ICC World Cup: Afghanistan cricket runners chart their own flight path | Cricket news

A few months ago, a source on social media informed us that it had been 20 years of The Kite Runner. Khaled Hosseini’s classic, released in 2003, told a thrilling story of survival that left us hoping that there is light at the end of the tunnel.
Two decades have passed and things are back to normal Afghanistan. Torn by political strife and a devastating earthquake, the country is on its knees. At such a time, their win against ODI world champions England at the Ferozeshah Kotla on Sunday may not change the lives of all those who don’t know what’s out there. tomorrow at the store, but it will certainly leave them with a sense of hope.

“It’s not just like that.” cricket which guys are playing for. They are familiar with the things and hardships that some people go through…if it can put a smile on people’s faces and encourage boys and girls to pick up a cricket bat or a cricket ball and start playing cricket wherever they are in Afghanistan, then that’s kind of the goal , which was achieved,” coach Jonathan Trott explained in coach Jonathan Trott’s words what this win really meant for the country.

While the Afghans took a moment to relish and pamper themselves, the win was a boost for a World Cup that had been trapped by monotonous one-sided games. As the world took note of the story of the flair, courage and determination of the Afghan boys, five-time champions Australia had to be one of the teams that
he really encouraged them.

Looking down the barrel after two back-to-back losses, they had to be lifted by this win that opened the first four races.
It’s not like this Afghanistan side never threatened to cause an upset in the ODI World Cup. In the 2019 edition, they narrowly beat mighty India and needed a hat-trick from Mohammed Shami to win by 11 runs.
In the last four years, they have regularly led teams like Pakistan in various tournaments, but this is really something else. And it was all the more special because in the first two games, Afghanistan didn’t give much indication that something like this could be in the works.
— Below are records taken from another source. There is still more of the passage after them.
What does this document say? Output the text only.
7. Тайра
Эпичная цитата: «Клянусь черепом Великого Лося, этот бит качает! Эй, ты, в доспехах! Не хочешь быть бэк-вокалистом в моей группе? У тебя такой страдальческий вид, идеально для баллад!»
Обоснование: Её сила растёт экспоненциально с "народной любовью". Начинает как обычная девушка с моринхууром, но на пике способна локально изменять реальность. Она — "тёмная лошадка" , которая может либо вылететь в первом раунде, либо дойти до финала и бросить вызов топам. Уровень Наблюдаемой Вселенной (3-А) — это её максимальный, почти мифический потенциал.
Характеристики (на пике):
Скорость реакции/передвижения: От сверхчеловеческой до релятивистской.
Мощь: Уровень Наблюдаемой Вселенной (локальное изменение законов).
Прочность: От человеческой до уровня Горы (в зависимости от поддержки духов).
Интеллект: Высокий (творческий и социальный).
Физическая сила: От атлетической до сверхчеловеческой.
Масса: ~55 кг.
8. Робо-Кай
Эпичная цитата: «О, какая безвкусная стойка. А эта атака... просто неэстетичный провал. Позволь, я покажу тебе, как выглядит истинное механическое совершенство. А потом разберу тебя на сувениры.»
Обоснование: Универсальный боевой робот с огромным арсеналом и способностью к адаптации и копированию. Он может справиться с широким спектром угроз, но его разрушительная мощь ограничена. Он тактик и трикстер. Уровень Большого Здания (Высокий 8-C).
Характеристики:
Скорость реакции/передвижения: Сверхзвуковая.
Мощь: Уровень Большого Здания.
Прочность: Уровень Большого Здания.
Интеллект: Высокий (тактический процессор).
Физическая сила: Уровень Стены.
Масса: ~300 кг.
A defeat to Bangladesh and a tussle against India didn’t give them much hope until Sunday. If we dig deeper, we realize that Afghanistan was slowly preparing for this.
Rahmanullah Gurbaz, who smoked a ball 80 before being run out, is not a completely unknown quantity to Indian cricket fans. A 21-year-old player who plays for
Kolkata Knight Riders have threatened at times in the IPL and you could see the talent is there. And that brings us to the most important factor that has made this Afghan team a competitive unit.
Afghan players led by such Rashid Khan, Mujeeb Ur Rahman and Mohammad Nabi — have been regulars in franchise leagues around the world. They know the ins and outs of most of the players they are up against, while Rashid is a master of Indian conditions.

Every franchise captain wants him in their team because of his ability to use India’s slow spinners fantastically and he did it again on Sunday with 3-37. And under his mentorship, Mujeeb walked away with the ‘Man of the Match’ award and came up with his bag of tricks against an England batting line-up that felt stifled by runs on the board.
Now that Afghanistan have pulled it off, they will be looking to him especially in Wednesday’s game against New Zealand at the spin-friendly Chepauku ground. It’s up to Rashid & Co. to keep it going and make it more than a flash for the ‘Kite Runners’ who choose to chase the wind.